I feel like the past couple of years–probably through some combination of the “December 21, 2012” end of the world rumor and the hype over swine flu, H1N1, et al–Americans (at least) have been fixated on the idea that humanity could fall to ruin at any moment. And only the few who are physically and emotionally prepared will make it through. It’s all about having lots of steel and a steely resolve, and maybe finding others to team up with, but maybe not. I’m thinking particularly about Zombieland, because, despite the seeming unlikelihood of such a young, scrawny, insecure protagonist, he survives, and lays down his set of survival rules for the rest of us throughout the movie.
But what I’m really thinking about is beyond the movies — all the books and other merchandise. On the internet I’ve seen many different Zombie Apocalypse Preparedness tests, Zombie Survival Kits for purchase, and discussions about all kinds of zombie scenarios; the CDC even has a page about zombies [http://www.cdc.gov/phpr/zombies.htm]. Sometimes they’re specific to certain movies or shows, but usually they’re not, if only because the sheer number of different stories about zombies (fast zombies vs. slow zombies, contagion vs. rising from the dead) leads to more possible scenarios to ponder and prepare for. What I’m getting at is: people feel engaged by the possibility of a zombie apocalypse! Even if it’s just being at work and having the fleeting thought, “hey, this would probably be the best building downtown to be in if a zombie apocalypse happened,” we’ve all thought about it at least a little bit. And the “scientific” explanations of zombie outbreaks in movies are usually obscure or obfuscated enough that it hardly feels like we have to suspend our disbelief, so that believability can continue on after we’ve finished the movie.

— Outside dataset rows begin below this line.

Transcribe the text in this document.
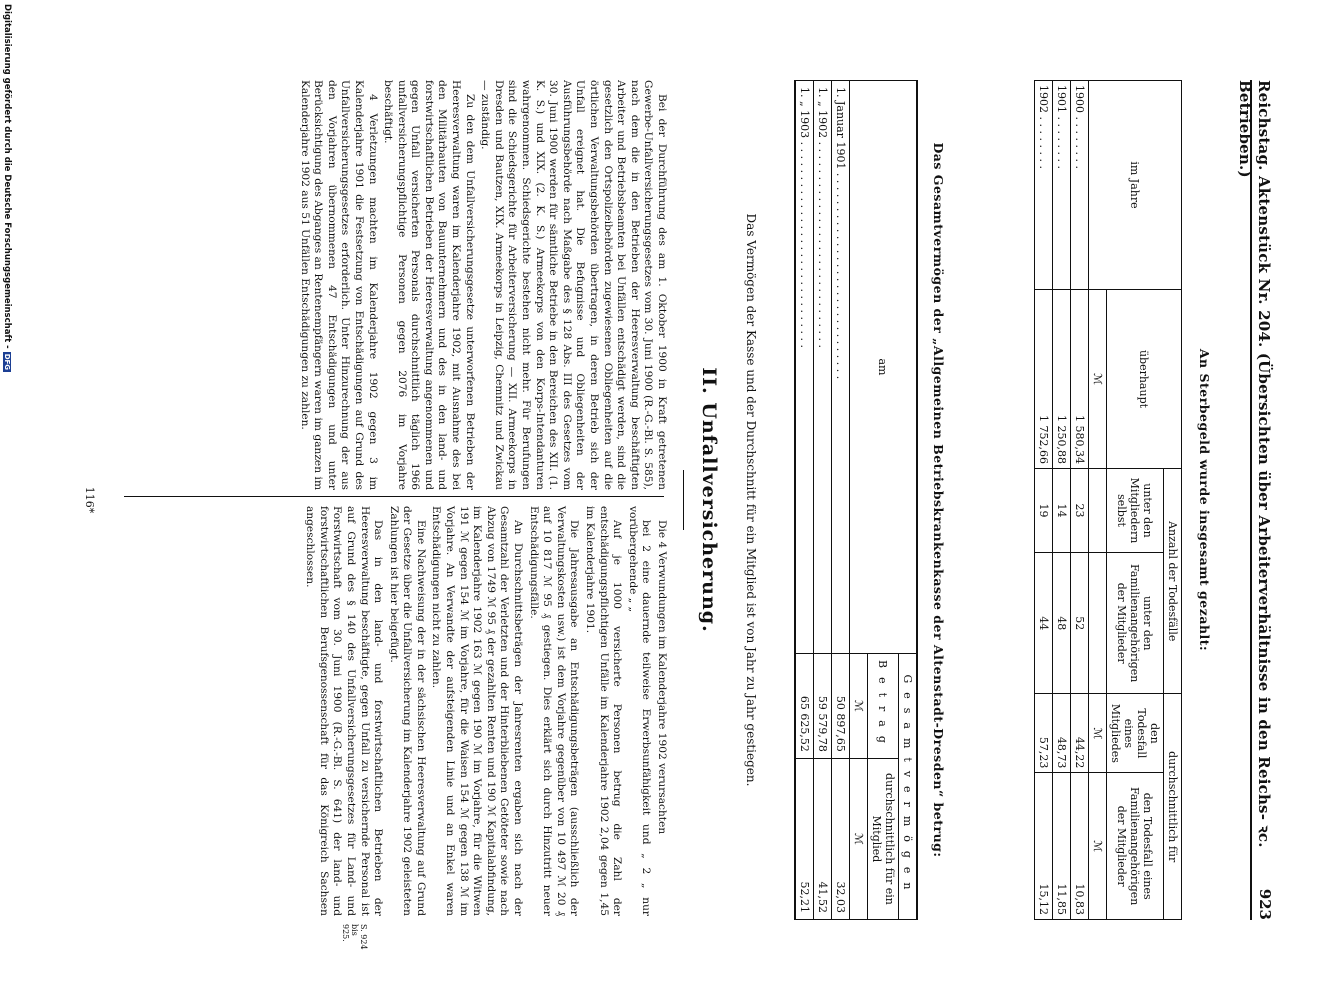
Reichstag. Aktenstück Nr. 204. (Übersichten über Arbeiterverhältnisse in den Reichs- ꝛc. Betrieben.)
923
An Sterbegeld wurde insgesamt gezahlt:
im Jahre	überhaupt	Anzahl der Todesfälle		durchschnittlich für	
		unter den Mitgliedern selbst	unter den Familienangehörigen der Mitglieder	den Todesfall eines Mitgliedes	den Todesfall eines Familienangehörigen der Mitglieder
	ℳ			ℳ	ℳ
1900 . . . . . . . .	1 580,34	23	52	44,22	10,83
1901 . . . . . . . .	1 250,88	14	48	48,73	11,85
1902 . . . . . . . .	1 752,66	19	44	57,23	15,12
Das Gesamtvermögen der „Allgemeinen Betriebskrankenkasse der Altenstadt-Dresden“ betrug:
am	Gesamtvermögen	
	Betrag	durchschnittlich für ein Mitglied
	ℳ	ℳ
1. Januar 1901 . . . . . . . . . . . . . . . . . . . . . . . . . . . . . .	50 897,65	32,03
1. „ 1902 . . . . . . . . . . . . . . . . . . . . . . . . . . . . . .	59 579,78	41,52
1. „ 1903 . . . . . . . . . . . . . . . . . . . . . . . . . . . . . .	65 625,52	52,21
Das Vermögen der Kasse und der Durchschnitt für ein Mitglied ist von Jahr zu Jahr gestiegen.
II. Unfallversicherung.

Bei der Durchführung des am 1. Oktober 1900 in Kraft getretenen Gewerbe-Unfallversicherungsgesetzes vom 30. Juni 1900 (R.-G.-Bl. S. 585), nach dem die in den Betrieben der Heeresverwaltung beschäftigten Arbeiter und Betriebsbeamten bei Unfällen entschädigt werden, sind die gesetzlich den Ortspolizeibehörden zugewiesenen Obliegenheiten auf die örtlichen Verwaltungsbehörden übertragen, in deren Betrieb sich der Unfall ereignet hat. Die Befugnisse und Obliegenheiten der Ausführungsbehörde nach Maßgabe des § 128 Abs. III des Gesetzes vom 30. Juni 1900 werden für sämtliche Betriebe in den Bereichen des XII. (1. K. S.) und XIX. (2. K. S.) Armeekorps von den Korps-Intendanturen wahrgenommen. Schiedsgerichte bestehen nicht mehr. Für Berufungen sind die Schiedsgerichte für Arbeiterversicherung — XII. Armeekorps in Dresden und Bautzen, XIX. Armeekorps in Leipzig, Chemnitz und Zwickau — zuständig.

Zu den dem Unfallversicherungsgesetze unterworfenen Betrieben der Heeresverwaltung waren im Kalenderjahre 1902, mit Ausnahme des bei den Militärbauten von Bauunternehmern und des in den land- und forstwirtschaftlichen Betrieben der Heeresverwaltung angenommenen und gegen Unfall versicherten Personals durchschnittlich täglich 1966 unfallversicherungspflichtige Personen gegen 2076 im Vorjahre beschäftigt.

4 Verletzungen machten im Kalenderjahre 1902 gegen 3 im Kalenderjahre 1901 die Festsetzung von Entschädigungen auf Grund des Unfallversicherungsgesetzes erforderlich. Unter Hinzurechnung der aus den Vorjahren übernommenen 47 Entschädigungen und unter Berücksichtigung des Abganges an Rentenempfängern waren im ganzen im Kalenderjahre 1902 aus 51 Unfällen Entschädigungen zu zahlen.

Die 4 Verwundungen im Kalenderjahre 1902 verursachten

bei 2 eine dauernde teilweise Erwerbsunfähigkeit und „ 2 „ nur vorübergehende „ „

Auf je 1000 versicherte Personen betrug die Zahl der entschädigungspflichtigen Unfälle im Kalenderjahre 1902 2,04 gegen 1,45 im Kalenderjahre 1901.

Die Jahresausgabe an Entschädigungsbeträgen (ausschließlich der Verwaltungskosten usw.) ist dem Vorjahre gegenüber von 10 497 ℳ 20 ₰ auf 10 817 ℳ 95 ₰ gestiegen. Dies erklärt sich durch Hinzutritt neuer Entschädigungsfälle.

An Durchschnittsbeträgen der Jahresrenten ergaben sich nach der Gesamtzahl der Verletzten und der Hinterbliebenen Getöteter sowie nach Abzug von 1749 ℳ 95 ₰ der gezahlten Renten und 190 ℳ Kapitalabfindung, im Kalenderjahre 1902 163 ℳ gegen 190 ℳ im Vorjahre, für die Witwen 191 ℳ gegen 154 ℳ im Vorjahre, für die Waisen 154 ℳ gegen 138 ℳ im Vorjahre. An Verwandte der aufsteigenden Linie und an Enkel waren Entschädigungen nicht zu zahlen.

Eine Nachweisung der in der sächsischen Heeresverwaltung auf Grund der Gesetze über die Unfallversicherung im Kalenderjahre 1902 geleisteten Zahlungen ist hier beigefügt.

Das in den land- und forstwirtschaftlichen Betrieben der Heeresverwaltung beschäftigte, gegen Unfall zu versichernde Personal ist auf Grund des § 140 des Unfallversicherungsgesetzes für Land- und Forstwirtschaft vom 30. Juni 1900 (R.-G.-Bl. S. 641) der land- und forstwirtschaftlichen Berufsgenossenschaft für das Königreich Sachsen angeschlossen.

S. 924 bis 925.
116*
Digitalisierung gefördert durch die Deutsche Forschungsgemeinschaft -
DFG
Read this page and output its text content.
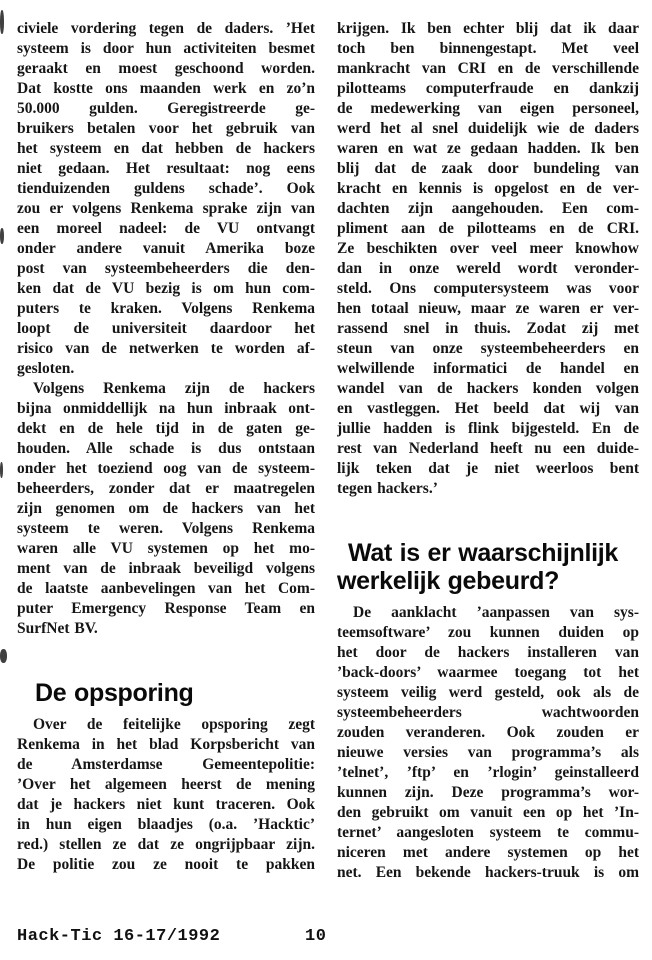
civiele vordering tegen de daders. ’Het
systeem is door hun activiteiten besmet
geraakt en moest geschoond worden.
Dat kostte ons maanden werk en zo’n
50.000 gulden. Geregistreerde ge-
bruikers betalen voor het gebruik van
het systeem en dat hebben de hackers
niet gedaan. Het resultaat: nog eens
tienduizenden guldens schade’. Ook
zou er volgens Renkema sprake zijn van
een moreel nadeel: de VU ontvangt
onder andere vanuit Amerika boze
post van systeembeheerders die den-
ken dat de VU bezig is om hun com-
puters te kraken. Volgens Renkema
loopt de universiteit daardoor het
risico van de netwerken te worden af-
gesloten.
Volgens Renkema zijn de hackers
bijna onmiddellijk na hun inbraak ont-
dekt en de hele tijd in de gaten ge-
houden. Alle schade is dus ontstaan
onder het toeziend oog van de systeem-
beheerders, zonder dat er maatregelen
zijn genomen om de hackers van het
systeem te weren. Volgens Renkema
waren alle VU systemen op het mo-
ment van de inbraak beveiligd volgens
de laatste aanbevelingen van het Com-
puter Emergency Response Team en
SurfNet BV.
De opsporing
Over de feitelijke opsporing zegt
Renkema in het blad Korpsbericht van
de Amsterdamse Gemeentepolitie:
’Over het algemeen heerst de mening
dat je hackers niet kunt traceren. Ook
in hun eigen blaadjes (o.a. ’Hacktic’
red.) stellen ze dat ze ongrijpbaar zijn.
De politie zou ze nooit te pakken
krijgen. Ik ben echter blij dat ik daar
toch ben binnengestapt. Met veel
mankracht van CRI en de verschillende
pilotteams computerfraude en dankzij
de medewerking van eigen personeel,
werd het al snel duidelijk wie de daders
waren en wat ze gedaan hadden. Ik ben
blij dat de zaak door bundeling van
kracht en kennis is opgelost en de ver-
dachten zijn aangehouden. Een com-
pliment aan de pilotteams en de CRI.
Ze beschikten over veel meer knowhow
dan in onze wereld wordt veronder-
steld. Ons computersysteem was voor
hen totaal nieuw, maar ze waren er ver-
rassend snel in thuis. Zodat zij met
steun van onze systeembeheerders en
welwillende informatici de handel en
wandel van de hackers konden volgen
en vastleggen. Het beeld dat wij van
jullie hadden is flink bijgesteld. En de
rest van Nederland heeft nu een duide-
lijk teken dat je niet weerloos bent
tegen hackers.’
Wat is er waarschijnlijk
werkelijk gebeurd?
De aanklacht ’aanpassen van sys-
teemsoftware’ zou kunnen duiden op
het door de hackers installeren van
’back-doors’ waarmee toegang tot het
systeem veilig werd gesteld, ook als de
systeembeheerders wachtwoorden
zouden veranderen. Ook zouden er
nieuwe versies van programma’s als
’telnet’, ’ftp’ en ’rlogin’ geinstalleerd
kunnen zijn. Deze programma’s wor-
den gebruikt om vanuit een op het ’In-
ternet’ aangesloten systeem te commu-
niceren met andere systemen op het
net. Een bekende hackers-truuk is om
Hack-Tic 16-17/1992	10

Sidebar: Just a few years ago, my college classmates and I wrote and produced a movie that equated the “hipster” trend with a zombie outbreak. I’ve been preparing for a zombie outbreak since before it was cool.
1 – An interesting divergence in the “anxieties vampires represent” is Nosferatu. This is a distinctly Eastern European interpretation of Stoker’s novel. Without a drop of sexuality and heavily laden with the anxieties of a culture that had recently survived the Spanish Influenza. Here the vampire is an incarnation of plague and pestilence.
2 – A trailer for “Warm Bodies” aired today before the Hobbit. It didn’t seem to be making a pretense of taking itself completely seriously… but Teen-Zombie-RomCom has arrived and it’s here for the table scraps.